Google Loses 250 GPS-Enabled GBikes a Week, Says Report
Google Loses 250 GPS-Enabled GBikes a Week, Says Report
Google maintains roughly 1,100 free, two-wheelers with yellow frames, red baskets and green and blue wheels, known as Gbikes, for its employees to get around its sprawling campus.

San Francisco: Technology giant Google loses between 100 and 250 of its colourful employee bicycles a week from its campus, the media reported.

Google maintains roughly 1,100 free, two-wheelers with yellow frames, red baskets and green and blue wheels, known as Gbikes, for its employees to get around its sprawling campus.

However, according to company estimates, its bikes consistently go missing from its campus-between 100 and 250 a week, typically costing $100 to $300.

The bikes have shown up at local schools, in neighbours' lawns, at the bottom of the town creek and on the roof of a sports pub.

"The disappearances often aren't the work of ordinary thieves, however. Many residents of Mountain View, a city of 80,000 that has effectively become Google's company town, see the employee perk as a community service," the Wall Street Journal reported on January 5.

A decade ago, Google started Silicon Valley's first corporate bike programme, which was adapted by at least 16 others across the US, including at Apple, Facebook and Walmart, the report said.

The company recently equipped about a third of its 1,100 bikes with GPS trackers, which revealed that the two-wheelers take an average 12 trips and travel six miles a day.

It now also has a team of 30 Google contractors and five vans who are tasked with retrieving Gbikes. They carry waders and grappling hooks for pulling bikes out of a creek.

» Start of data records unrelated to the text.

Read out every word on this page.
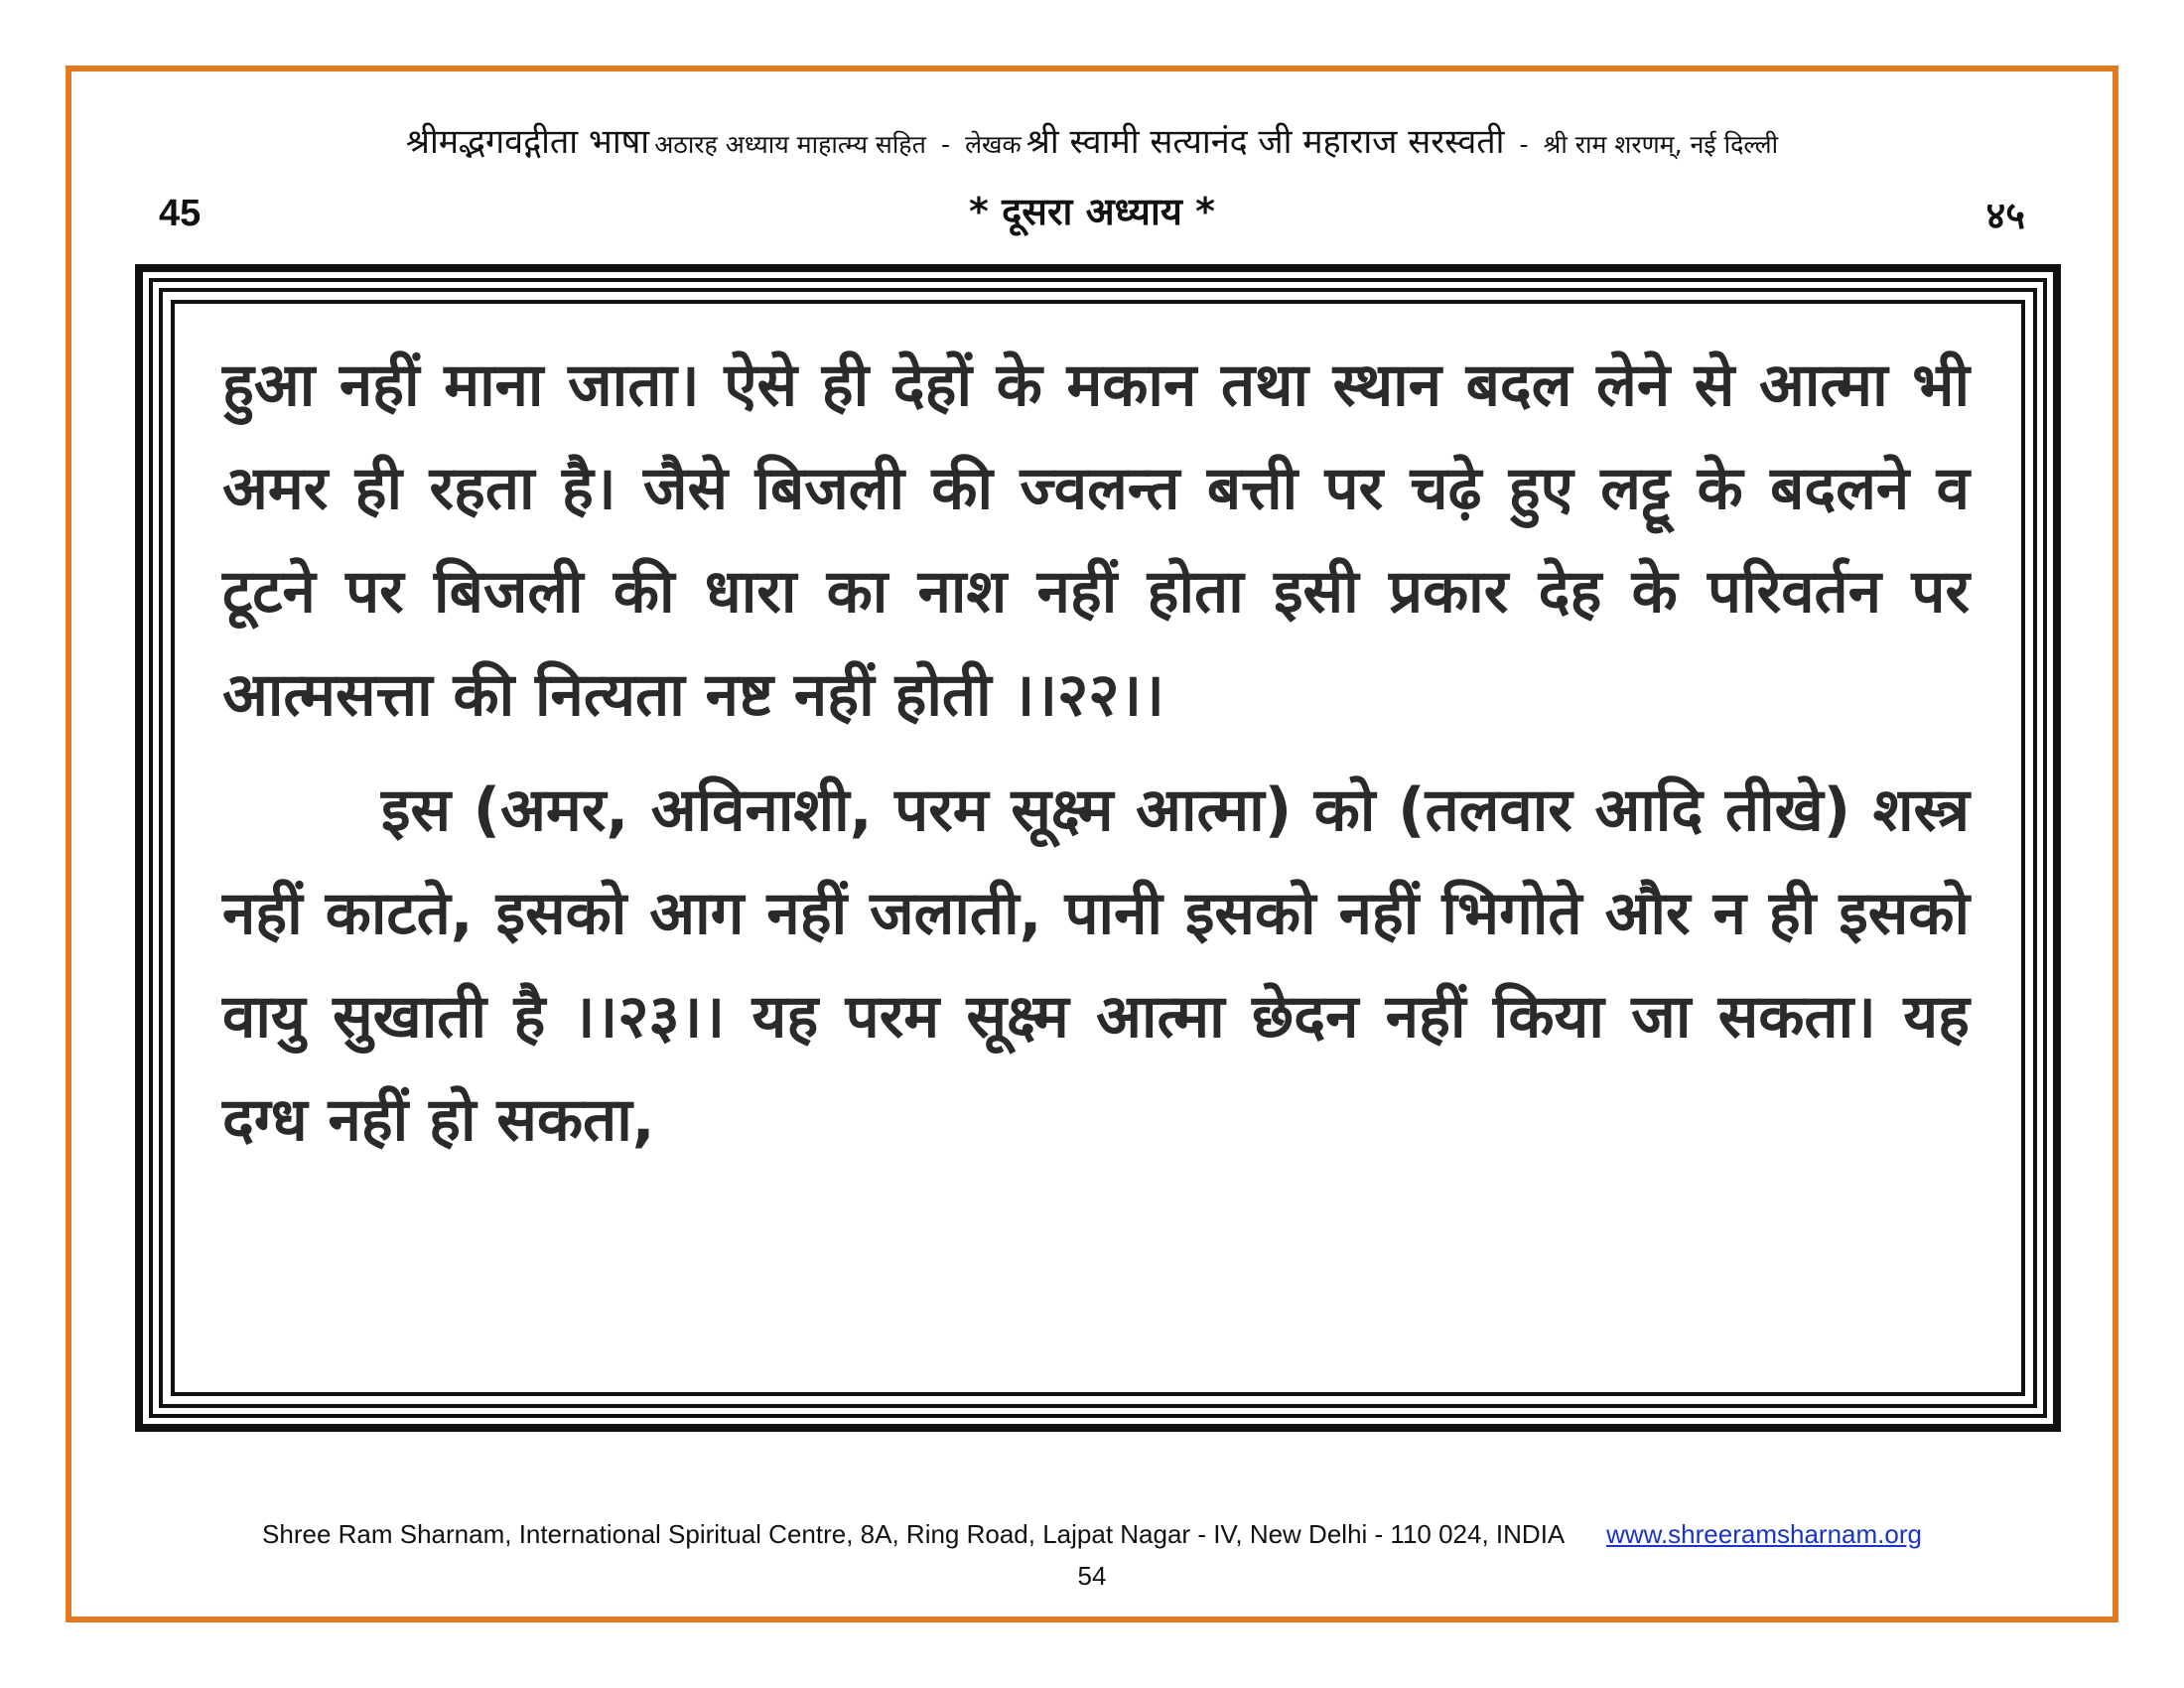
श्रीमद्भगवद्गीता भाषा अठारह अध्याय माहात्म्य सहित - लेखक श्री स्वामी सत्यानंद जी महाराज सरस्वती - श्री राम शरणम्, नई दिल्ली
45	* दूसरा अध्याय *	४५

हुआ नहीं माना जाता। ऐसे ही देहों के मकान तथा स्थान बदल लेने से आत्मा भी अमर ही रहता है। जैसे बिजली की ज्वलन्त बत्ती पर चढ़े हुए लट्टू के बदलने व टूटने पर बिजली की धारा का नाश नहीं होता इसी प्रकार देह के परिवर्तन पर आत्मसत्ता की नित्यता नष्ट नहीं होती ।।२२।।

इस (अमर, अविनाशी, परम सूक्ष्म आत्मा) को (तलवार आदि तीखे) शस्त्र नहीं काटते, इसको आग नहीं जलाती, पानी इसको नहीं भिगोते और न ही इसको वायु सुखाती है ।।२३।। यह परम सूक्ष्म आत्मा छेदन नहीं किया जा सकता। यह दग्ध नहीं हो सकता,

Shree Ram Sharnam, International Spiritual Centre, 8A, Ring Road, Lajpat Nagar - IV, New Delhi - 110 024, INDIA www.shreeramsharnam.org
54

Still, Google isn't entirely sure how many bikes it loses outright. From July to November, Google recovered between 70 and 190 bikes a week, or roughly two-thirds of the bikes reported off campus. The other third wasn't there when contractors arrived to retrieve them, the report said.

Google is also testing versions that employees could unlock with their smartphones.

According to Google managers, reducing thefts is a struggle because they often cannot tell whether riders are among the company's employees or not.